Still no application for college, fortunately. Fortunately? Time doesn’t stand still, does it? But I don’t think applying for college would be a good thing now. I see that many of the “ladies” can’t keep up. Expectations won’t get Carol to get rid of her resentment or Milou to grow up. It’s 2005. That seems to make a great difference. It’s exactly five weeks since the time we should’ve applied for college, but that seems to make a lesser difference. Action needs to be taken now, or we’ll end up doing nothing and I don’t know what will happen then, but it’ll definitiely not be nice. I know that it’s a great mess of all sorts of things going on, and expectations won’t clean that up.

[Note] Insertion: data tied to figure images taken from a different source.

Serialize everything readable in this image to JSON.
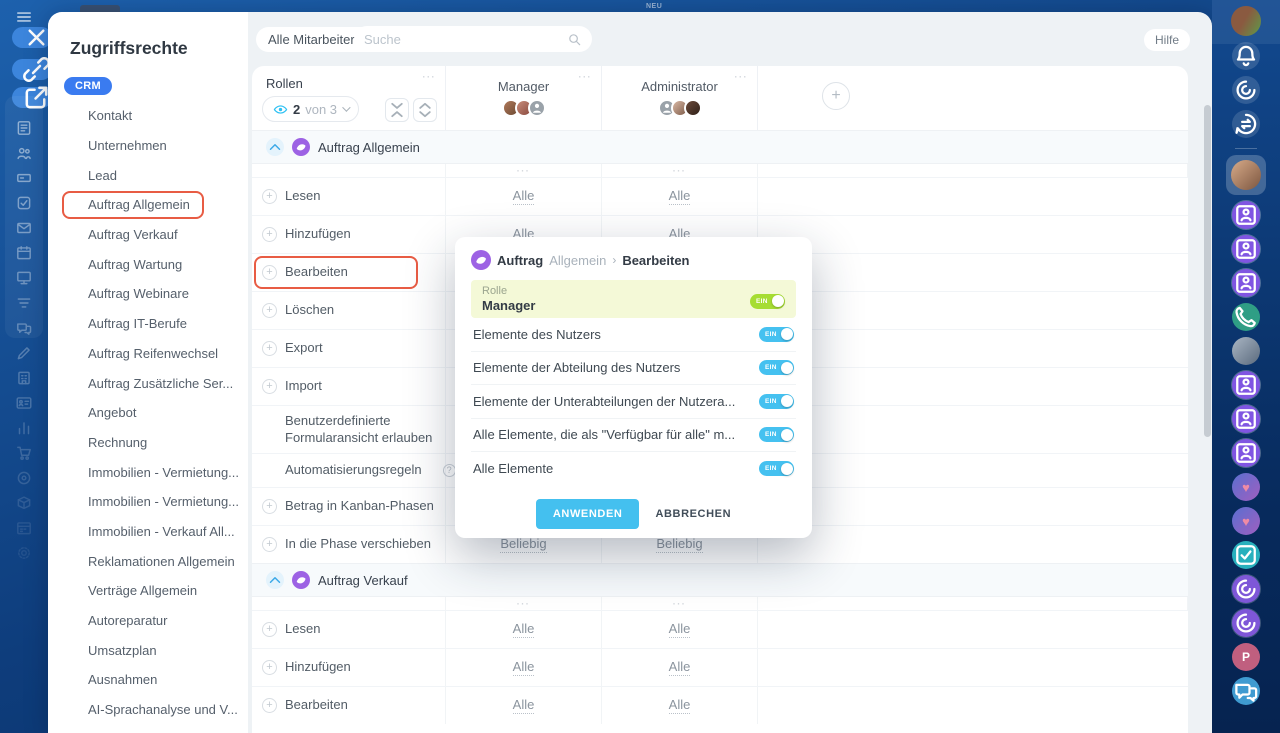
{
  "chrome": {
    "new_badge": "NEU",
    "help_label": "Hilfe"
  },
  "sidebar": {
    "title": "Zugriffsrechte",
    "badge": "CRM",
    "items": [
      {
        "label": "Kontakt"
      },
      {
        "label": "Unternehmen"
      },
      {
        "label": "Lead"
      },
      {
        "label": "Auftrag Allgemein",
        "highlighted": true
      },
      {
        "label": "Auftrag Verkauf"
      },
      {
        "label": "Auftrag Wartung"
      },
      {
        "label": "Auftrag Webinare"
      },
      {
        "label": "Auftrag IT-Berufe"
      },
      {
        "label": "Auftrag Reifenwechsel"
      },
      {
        "label": "Auftrag Zusätzliche Ser..."
      },
      {
        "label": "Angebot"
      },
      {
        "label": "Rechnung"
      },
      {
        "label": "Immobilien - Vermietung..."
      },
      {
        "label": "Immobilien - Vermietung..."
      },
      {
        "label": "Immobilien - Verkauf All..."
      },
      {
        "label": "Reklamationen Allgemein"
      },
      {
        "label": "Verträge Allgemein"
      },
      {
        "label": "Autoreparatur"
      },
      {
        "label": "Umsatzplan"
      },
      {
        "label": "Ausnahmen"
      },
      {
        "label": "AI-Sprachanalyse und V..."
      }
    ]
  },
  "toolbar": {
    "filter_label": "Alle Mitarbeiter",
    "search_placeholder": "Suche"
  },
  "table": {
    "rollen_label": "Rollen",
    "visible_count": "2",
    "visible_of": "von 3",
    "column_menu_glyph": "···",
    "add_column_glyph": "+",
    "columns": [
      {
        "name": "Manager",
        "avatars": [
          "photo-1",
          "photo-2",
          "generic"
        ]
      },
      {
        "name": "Administrator",
        "avatars": [
          "generic",
          "photo-3",
          "photo-4"
        ]
      }
    ],
    "sections": [
      {
        "title": "Auftrag Allgemein",
        "rows": [
          {
            "label": "Lesen",
            "plus": true,
            "values": [
              "Alle",
              "Alle"
            ]
          },
          {
            "label": "Hinzufügen",
            "plus": true,
            "values": [
              "Alle",
              "Alle"
            ]
          },
          {
            "label": "Bearbeiten",
            "plus": true,
            "values": [
              "",
              ""
            ],
            "highlighted": true
          },
          {
            "label": "Löschen",
            "plus": true,
            "values": [
              "",
              ""
            ]
          },
          {
            "label": "Export",
            "plus": true,
            "values": [
              "",
              ""
            ]
          },
          {
            "label": "Import",
            "plus": true,
            "values": [
              "",
              ""
            ]
          },
          {
            "label": "Benutzerdefinierte Formularansicht erlauben",
            "plus": false,
            "twoline": true,
            "values": [
              "",
              ""
            ]
          },
          {
            "label": "Automatisierungsregeln",
            "plus": false,
            "help": true,
            "compact": true,
            "values": [
              "",
              ""
            ]
          },
          {
            "label": "Betrag in Kanban-Phasen",
            "plus": true,
            "values": [
              "",
              ""
            ]
          },
          {
            "label": "In die Phase verschieben",
            "plus": true,
            "values": [
              "Beliebig",
              "Beliebig"
            ]
          }
        ]
      },
      {
        "title": "Auftrag Verkauf",
        "rows": [
          {
            "label": "Lesen",
            "plus": true,
            "values": [
              "Alle",
              "Alle"
            ]
          },
          {
            "label": "Hinzufügen",
            "plus": true,
            "values": [
              "Alle",
              "Alle"
            ]
          },
          {
            "label": "Bearbeiten",
            "plus": true,
            "values": [
              "Alle",
              "Alle"
            ]
          }
        ]
      }
    ]
  },
  "modal": {
    "breadcrumb": {
      "entity": "Auftrag",
      "scope": "Allgemein",
      "separator": "›",
      "action": "Bearbeiten"
    },
    "role_label": "Rolle",
    "role_value": "Manager",
    "toggle_on_label": "EIN",
    "options": [
      "Elemente des Nutzers",
      "Elemente der Abteilung des Nutzers",
      "Elemente der Unterabteilungen der Nutzera...",
      "Alle Elemente, die als \"Verfügbar für alle\" m...",
      "Alle Elemente"
    ],
    "apply_label": "ANWENDEN",
    "cancel_label": "ABBRECHEN"
  },
  "left_rail": {
    "stack": [
      "news",
      "team",
      "drive",
      "tasks",
      "mail",
      "calendar",
      "boards",
      "feed",
      "chats",
      "sign",
      "workspace",
      "contact-card",
      "analytics",
      "shop",
      "target",
      "catalog",
      "schedule",
      "gear"
    ]
  },
  "right_rail": {
    "items": [
      {
        "type": "avatar-user"
      },
      {
        "type": "bell"
      },
      {
        "type": "copilot"
      },
      {
        "type": "history"
      },
      {
        "type": "divider"
      },
      {
        "type": "avatar-active"
      },
      {
        "type": "contact"
      },
      {
        "type": "contact"
      },
      {
        "type": "contact"
      },
      {
        "type": "phone"
      },
      {
        "type": "avatar-cat"
      },
      {
        "type": "contact"
      },
      {
        "type": "contact"
      },
      {
        "type": "contact"
      },
      {
        "type": "avatar-heart"
      },
      {
        "type": "avatar-heart"
      },
      {
        "type": "check"
      },
      {
        "type": "spiral"
      },
      {
        "type": "spiral"
      },
      {
        "type": "letter-p",
        "label": "P"
      },
      {
        "type": "chat"
      }
    ]
  },
  "colors": {
    "crm_badge": "#3a7bf0",
    "toggle_green": "#a6dd33",
    "toggle_blue": "#45c1f0",
    "apply_button": "#44c0ef",
    "highlight_border": "#e85c44",
    "role_row_bg": "#f4f9d7",
    "rail_blue": "#0e3d7c"
  }
}
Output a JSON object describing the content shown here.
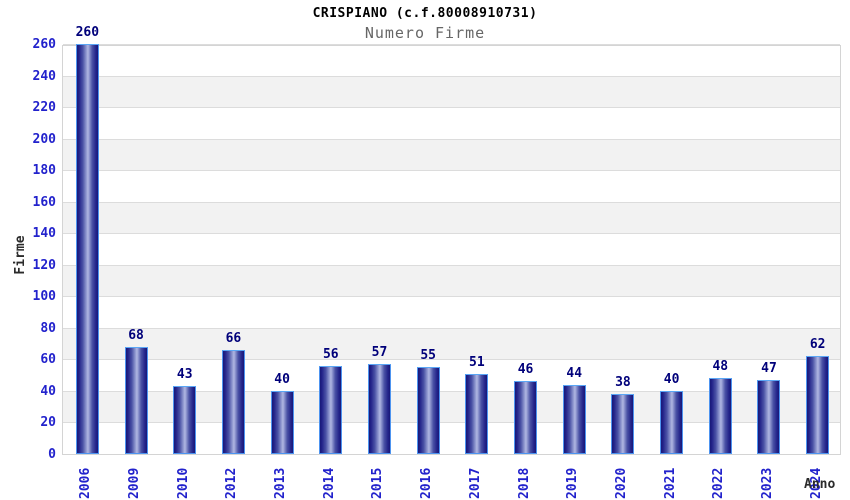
{
  "header": {
    "title": "CRISPIANO (c.f.80008910731)",
    "subtitle": "Numero Firme"
  },
  "chart_data": {
    "type": "bar",
    "title": "CRISPIANO (c.f.80008910731)",
    "subtitle": "Numero Firme",
    "xlabel": "Anno",
    "ylabel": "Firme",
    "categories": [
      "2006",
      "2009",
      "2010",
      "2012",
      "2013",
      "2014",
      "2015",
      "2016",
      "2017",
      "2018",
      "2019",
      "2020",
      "2021",
      "2022",
      "2023",
      "2024"
    ],
    "values": [
      260,
      68,
      43,
      66,
      40,
      56,
      57,
      55,
      51,
      46,
      44,
      38,
      40,
      48,
      47,
      62
    ],
    "ylim": [
      0,
      260
    ],
    "ytick_step": 20,
    "grid": "horizontal alternating bands",
    "legend": "none",
    "colors": {
      "bar_edge_dark": "#181878",
      "bar_center_light": "#b0b7e2",
      "bar_outline": "#4d94f0",
      "tick_label_blue": "#2222cc",
      "value_label_navy": "#00007a",
      "band_gray": "#f2f2f2",
      "gridline": "#dcdcdc",
      "plot_border": "#d4d4d4",
      "title": "#000000",
      "subtitle": "#666666",
      "axis_title": "#2b2b2b",
      "background": "#ffffff"
    }
  }
}
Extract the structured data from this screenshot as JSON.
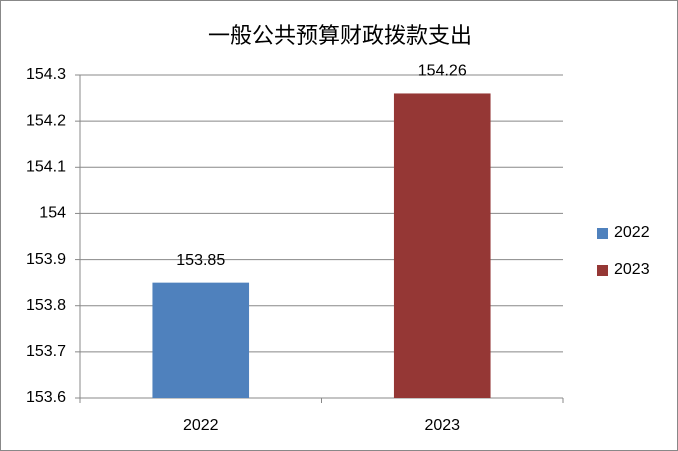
{
  "chart_data": {
    "type": "bar",
    "title": "一般公共预算财政拨款支出",
    "categories": [
      "2022",
      "2023"
    ],
    "series": [
      {
        "name": "2022",
        "color": "#4f81bd",
        "values": [
          153.85,
          null
        ]
      },
      {
        "name": "2023",
        "color": "#953735",
        "values": [
          null,
          154.26
        ]
      }
    ],
    "ylim": [
      153.6,
      154.3
    ],
    "yticks": [
      153.6,
      153.7,
      153.8,
      153.9,
      154,
      154.1,
      154.2,
      154.3
    ],
    "grid": true,
    "legend": "right"
  }
}
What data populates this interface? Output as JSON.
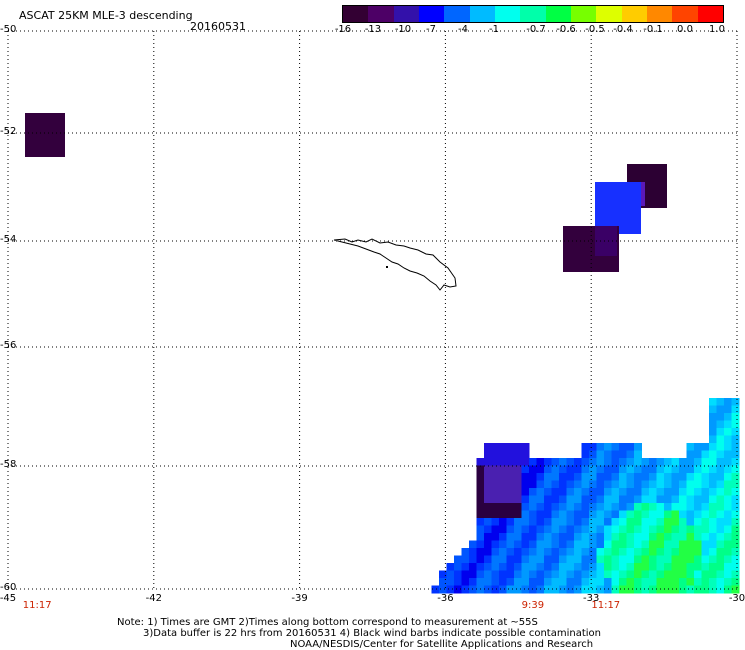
{
  "header": {
    "title": "ASCAT 25KM MLE-3 descending",
    "date": "20160531"
  },
  "colorbar": {
    "colors": [
      "#330033",
      "#4d0066",
      "#3311aa",
      "#0000ff",
      "#0066ff",
      "#00bbff",
      "#00ffee",
      "#00ffaa",
      "#00ff44",
      "#77ff00",
      "#ddff00",
      "#ffcc00",
      "#ff8800",
      "#ff4400",
      "#ff0000"
    ],
    "labels": [
      "-16",
      "-13",
      "-10",
      "-7",
      "-4",
      "-1",
      "-0.7",
      "-0.6",
      "-0.5",
      "-0.4",
      "-0.1",
      "0.0",
      "1.0"
    ]
  },
  "map": {
    "lat_labels": [
      "-50",
      "-52",
      "-54",
      "-56",
      "-58",
      "-60"
    ],
    "lon_labels": [
      "-45",
      "-42",
      "-39",
      "-36",
      "-33",
      "-30"
    ],
    "times": [
      {
        "lon": -44.4,
        "text": "11:17"
      },
      {
        "lon": -34.2,
        "text": "9:39"
      },
      {
        "lon": -32.7,
        "text": "11:17"
      }
    ]
  },
  "footer": {
    "line1": "Note: 1) Times are GMT 2)Times along bottom correspond to measurement at ~55S",
    "line2": "3)Data buffer is 22 hrs from 20160531 4) Black wind barbs indicate possible contamination",
    "line3": "NOAA/NESDIS/Center for Satellite Applications and Research"
  }
}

I don’t know fully how I will indeed get over this mess. Part of it can be settled by learning independence skills, and part of it probably cannot. There is more going on than a lack of skills, of course. There are these feelings of resentment and anger that only partly relate to my blindness - eg. that it is because of my blindness in addition to my intelligence (or vice versa) that my difficulties cannot be acknowledged. My feelings of being locked up in that place that I cannot get out of on my own also partly relate to those fights for recognition of my abilities, but totally unrelated factors also contribute, and blindness is only a very minor contributor. Neither of these issues limit my skills development, of course, but they make my situation more difficult emotionally than it would otherwise have been. Expectations - as in “You have to learn to live with your choices and the choices made for you,” - won’t get me over this. But what will? I don’t know. Maybe I’ll somehow learn to get over it. And, maybe, when I appear to have or get more abilities than I thought I had, I will get more at peace with my situation. Maybe college won’t be that bad? Then I’ve proved I hold on. I don’t want to admit I have difficulties. I want to hold on. At least, part of me does. Another part (I call her Carol) knows all too well what difficulties I have and has gotten sick and tired of having to fight to get over them, cause, as she perceives it, everyone only pushed her to just hold on. I know how right she is, even thoguh she has perceived some statements likely incorrectly. I know how powerless she was in achieving what she wanted. She is part of me, and, even though I’ve handed her responsibilities to another “lady”, that doesn’t make her less important. I know I have to do something to get over my issues, but I know hardly anything to do and I feel I ain’t allowed to.